Comment by AnthonyMouse
5 months ago
> That either means that childcare is too expensive or teachers don't get paid enough (probably both tbh)
It's not necessarily either one. If you do it yourself, you reuse the existing home instead of needing a separate building with its own rent, maintenance and security, the children and the adult watching them wake up in the same place instead of both having to commute to the childcare building, you have no administrative costs in terms of hiring, HR, accounting, background checks, etc. By the time you add up all the additional costs, you can easily end up underwater against doing it yourself even if each adult in the central facility is watching more kids -- and that itself is a cost because then each kid gets less attention.
Yip. Oddly enough, this has a lot of economic parallels with cooking at home vs eating out. For a silly example, you can make an Egg McMuffin for a tiny fraction of what you'd pay at McDonalds for one. Yet McDonalds (franchise, not corporate) operate on single digit profit margins. Why?
Because when you buy that Egg McMuffin you're not just paying for it. You're paying for an entire building of workers, the rent on that building, their licensing fees, their advertising costs, their electric costs, and much more. When you make it at home you're paying for nothing but the ingredients.
So it creates a paradoxical scenario - you're getting charged way more for stuff than if you made it yourself, but yet somehow you're not getting ripped off.
Poorer people use home-based daycares, which has the same cost advantages.
It doesn't. You still need someone to commute to where the daycare is because they don't live there, transaction costs related to payment processing, and that's often illegal if you do it for money because of zoning ordinances etc.

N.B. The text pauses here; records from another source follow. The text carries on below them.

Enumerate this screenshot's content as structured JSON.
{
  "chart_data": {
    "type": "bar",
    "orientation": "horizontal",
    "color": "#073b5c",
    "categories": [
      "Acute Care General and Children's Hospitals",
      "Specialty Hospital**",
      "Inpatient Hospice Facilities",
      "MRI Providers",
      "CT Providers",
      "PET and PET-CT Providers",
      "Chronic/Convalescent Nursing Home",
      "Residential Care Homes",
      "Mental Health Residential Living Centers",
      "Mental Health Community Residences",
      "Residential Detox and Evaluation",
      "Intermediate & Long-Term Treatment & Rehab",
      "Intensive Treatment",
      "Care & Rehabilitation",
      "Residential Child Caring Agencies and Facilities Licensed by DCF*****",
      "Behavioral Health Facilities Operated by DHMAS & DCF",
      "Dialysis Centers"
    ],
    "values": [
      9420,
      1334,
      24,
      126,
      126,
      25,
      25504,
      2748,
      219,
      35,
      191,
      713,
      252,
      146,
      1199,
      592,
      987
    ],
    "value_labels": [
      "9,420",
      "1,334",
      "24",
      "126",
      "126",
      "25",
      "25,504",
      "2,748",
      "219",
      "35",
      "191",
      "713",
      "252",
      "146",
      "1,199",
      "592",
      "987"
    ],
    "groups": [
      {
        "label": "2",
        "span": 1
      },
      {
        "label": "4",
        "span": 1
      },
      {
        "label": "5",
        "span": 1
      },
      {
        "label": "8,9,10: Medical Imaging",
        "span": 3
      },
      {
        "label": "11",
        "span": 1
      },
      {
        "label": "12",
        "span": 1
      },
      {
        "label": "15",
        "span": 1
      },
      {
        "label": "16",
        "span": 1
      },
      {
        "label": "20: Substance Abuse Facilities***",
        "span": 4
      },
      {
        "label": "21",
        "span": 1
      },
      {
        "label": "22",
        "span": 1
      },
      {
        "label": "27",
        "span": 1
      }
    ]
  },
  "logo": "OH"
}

Those facilities also often don't qualify for subsidies like this because it allows all the people doing it themselves to claim the subsidy. Either you take care of your own kids as before but sign up as a daycare that only your own kids attend to get the subsidy yourself, or you find someone else who takes care of their own kids and then each sign up to watch the other's kids when you each actually watch your own. And you rightfully should be able to get the subsidy if you're doing it yourself, except that then it gets a lot more attractive to actually stay at home, which the government doesn't like because it makes the program more expensive and corporations hate because it reduces supply in the labor market.